The University of Texas MD Anderson Cancer Center Houston, Texas, United States
Background/Case Studies: Monoclonal antibody immunotherapy (mAb) is effective in treating various cancers but can interfere with pre-transfusion testing due to CD47 expression on most cells, including RBCs. The introduction of anti-CD47 mAbs into patient plasma can trigger pan-agglutination reaction, causing interference that may mask clinically significant alloantibodies. As a result, transfusion services (TS) are confronted with the task of supplying phenotypically matched RBC to transfusion-dependent patients, which are costly and can be difficult to acquire. While this option offers a high level of safety, it is important to note that the crossmatched (XM) reactions remain incompatible. An FDA approved murine monoclonal AHG (Gamma-clone) failed to recognize IgG4 subclass in indirect antiglobulin test (IAT). In contrast, an FDA approved rabbit polyclonal AHG recognized all IgG subclasses. Since IgG4 subclass is limited in its ability to activate antibody-depended immune responses, using an AHG reagent that does not bind to IgG4 would not substantially impact the detection of clinically significant antibodies. This could provide a practical solution for inference caused by anti-CD47 mAbs of the IgG4 subclass, such as Hu5F9-G4 and TTI-622. However, anti-CD47 mAbs of the IgG1 subclass, such as ALX148, will consistently interfere. By evaluating the use of clone specific reagents, TS can identify underlying clinically significant antibodies in patients on IgG4 subclass mAbs, reducing costs and improving turnaround time for XM compatible RBCs.
Study
Design/Methods: IAT in standard tube testing was performed on patients who received Hu5F9-G4, ALX-148, or TTI-622 using rabbit polyclonal and gamma-clone AHG reagents with LISS and PEG enhancement.Two IAT-negative and two anti-CD38, IgG1 subclass IAT-positive samples were used as control. Negative results were verified with Check Cells.
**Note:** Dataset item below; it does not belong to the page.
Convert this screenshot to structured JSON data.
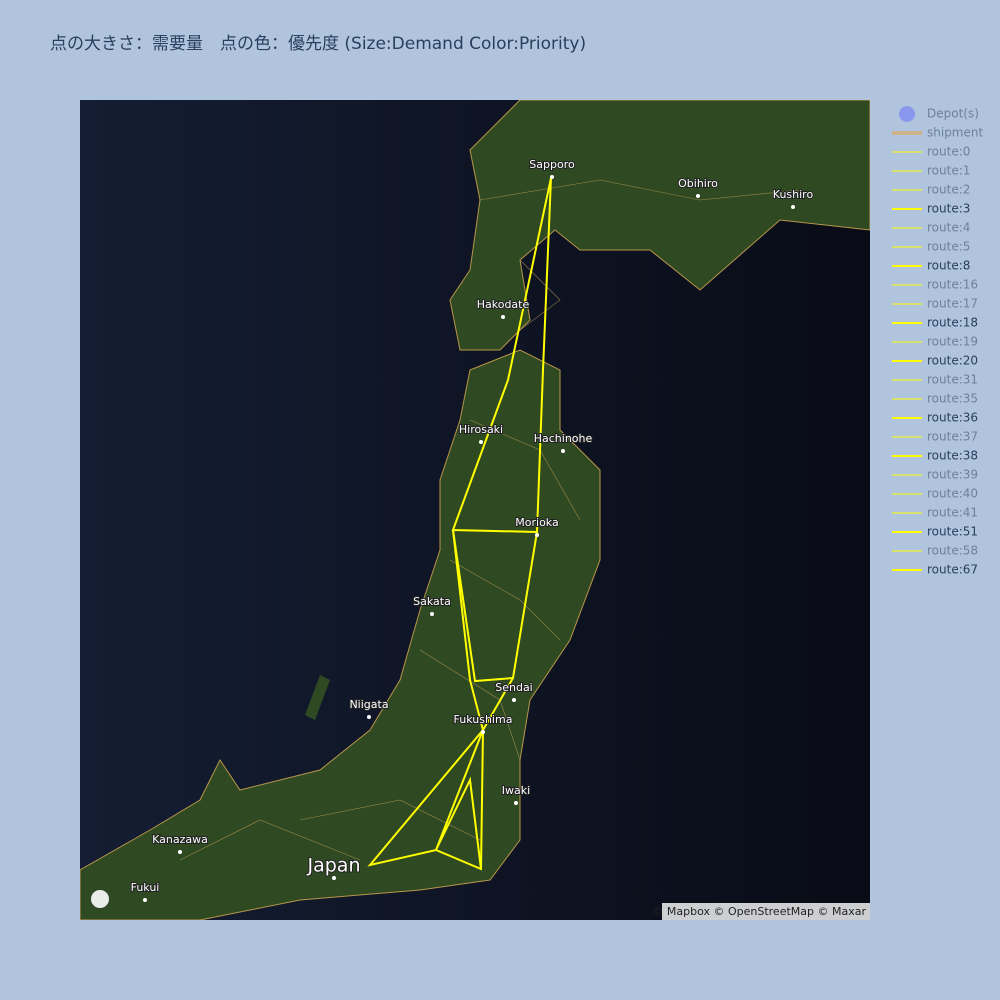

Results/Findings: Patients treated with anti-CD47 mAbs of IgG4 subclass Hu5F9-G4 or TTI-622 showed pan-agglutination with rabbit polyclonal AHG in IAT, but negative with gamma-clone AHG (See Table 1). ALX-148 (IgG1 subclass) consistently interferes, causing 2+ to 4+ pan-agglutination in IAT with both AHG reagents. The negative and positive controls exhibited the expected reactions. Conclusions: Gamma-clone AHG reagent, which does not detect IgG4, is shown to be effective in mitigating interference during pre-transfusion testing for Hu5F9-G4 or TTI-622 patients. Anti-CD47 mAbs of the IgG1 subclass, such as ALX-148, consistently cause interference regardless of the AHG reagent used. The implementation of clone specific AHG in pre-transfusion testing based on the patient treatment would support the patients’ transfusion needs.